Why The U.S. Has Not Yet Gone Brazil

Includes: SPY
by: Paulo Santos

Brazil. Zimbabwe. Venezuela. This is a very select club, where only the very beacons of wealth creation get to enter. The following chart, picturing Brazil's Bovespa in the early 90s, shows just what kind of performance is required (Source: Yahoo Finance).

That's 22500% in 1 year and 6 months. The S&P500 (NYSEARCA:SPY), up barely 30% since November 15, 2012, falls way short. Perhaps not for want of trying, as Mr. Bernanke has been pumping out the dollars as fast as he can. So what went wrong? Why is the U.S. so far behind in this "wealth creation" race?

There might be a simple motive

In those beacons of wealth creation I highlighted, the money the central bank printed got put to use. It fed quickly, increasing government outlays and thus quickly inflated the real economy. In the U.S. no such thing happened. While the money printing eased the financing of a large fiscal deficit, the large fiscal deficit didn't widen further. Indeed, lately it's actually been falling. The money was not used to expand the government outlays substantially - it just helped finance those outlays at a rather stable and elevated level.

Why did this happen?

There might actually be an easy explanation. The roadblock to this marvelous wealth creation that Brazil, Zimbabwe and now Venezuela experienced was perhaps due to their streamlined political institutions, namely the fact that all of them were dictatorships when the wealth creation took place (Brazil already had a democracy in 93-94, but the "wealth creation" had already been set in motion by a military dictatorship right before).

In the U.S., the endless political bickering doesn't let the wealth creation be unleashed. This is made plain to see in the latest debt ceiling debates. Right now, it's the Republicans putting up roadblocks to wealth creation, but if one goes back a few years here's what Barack Obama himself said when on the other side of the barricade:

The fact that we are here today to debate raising America's debt limit is a sign of leadership failure. It is a sign that the U.S. Government cannot pay its own bills. It is a sign that we now depend on ongoing financial assistance from foreign countries to finance our government's reckless fiscal policies. Increasing America's debt weakens us domestically and internationally. Leadership means that "the buck stops here." Instead, Washington is shifting the burden of bad choices today onto the backs of our children and grandchildren. America has a debt problem and a failure of leadership. Americans deserve better.

It's easy to see that in U.S. politics, whoever is not in power at the moment is against the freewheeling spending that true wealth creation requires. As long as this political system stays in place, it's thus likely that the full potential of Mr. Bernanke's well-meaning moves doesn't get to be realized.

Sure, Mr. Bernanke manages some inflation of the stock market and some destruction of the currency - but not nearly as much as he'd be able to do if there was a larger measure of political cooperation.
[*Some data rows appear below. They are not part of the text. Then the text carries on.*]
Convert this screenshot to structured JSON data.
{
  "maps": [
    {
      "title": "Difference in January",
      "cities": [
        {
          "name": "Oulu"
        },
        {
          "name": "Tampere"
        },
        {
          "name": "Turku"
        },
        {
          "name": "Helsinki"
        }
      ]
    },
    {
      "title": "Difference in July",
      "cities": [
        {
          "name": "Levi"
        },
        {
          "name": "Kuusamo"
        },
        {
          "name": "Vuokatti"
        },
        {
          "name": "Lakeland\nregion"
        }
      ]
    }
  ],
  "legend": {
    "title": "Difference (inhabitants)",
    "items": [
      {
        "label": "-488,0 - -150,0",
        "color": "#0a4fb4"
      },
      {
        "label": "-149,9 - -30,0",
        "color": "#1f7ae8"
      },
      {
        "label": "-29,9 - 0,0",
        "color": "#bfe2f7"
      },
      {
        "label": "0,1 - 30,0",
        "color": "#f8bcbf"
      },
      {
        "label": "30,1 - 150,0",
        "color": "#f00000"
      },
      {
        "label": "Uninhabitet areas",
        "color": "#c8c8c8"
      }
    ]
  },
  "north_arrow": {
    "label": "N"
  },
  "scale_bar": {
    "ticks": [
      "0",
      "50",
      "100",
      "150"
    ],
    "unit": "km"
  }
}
And that, sirs, is the reason why the U.S. has not gone Brazil yet.

Investment implications

Since the full "benefits" of Mr. Bernanke's policies cannot be attained, this presents a particular challenge. The effects that quantitative easing can indeed produce are just temporary - it inflates assets but not the underlying economy (at least not enough). The end result is that as soon as quantitative easing is removed, most of the asset inflation will be lost over time.

In other words, the party only lasts while the quantitative easing "wealth creation" itself lasts.

This also highlights just how far printing can take the markets if all conditions are met (the government turns the printing into spending, thus feeding inflation). While the present 30% bull market is already atrocious to anyone selling anything short, just imagine what 1000% or 10000% would look like.

P.S. Just think of the potential if the full effects were made available. In Venezuela they're so advanced they even have smartphone apps to track basic necessities such as food and toilet paper. You can't beat that without enough wealth creation.

Disclosure: I have no positions in any stocks mentioned, and no plans to initiate any positions within the next 72 hours. I wrote this article myself, and it expresses my own opinions. I am not receiving compensation for it (other than from Seeking Alpha). I have no business relationship with any company whose stock is mentioned in this article.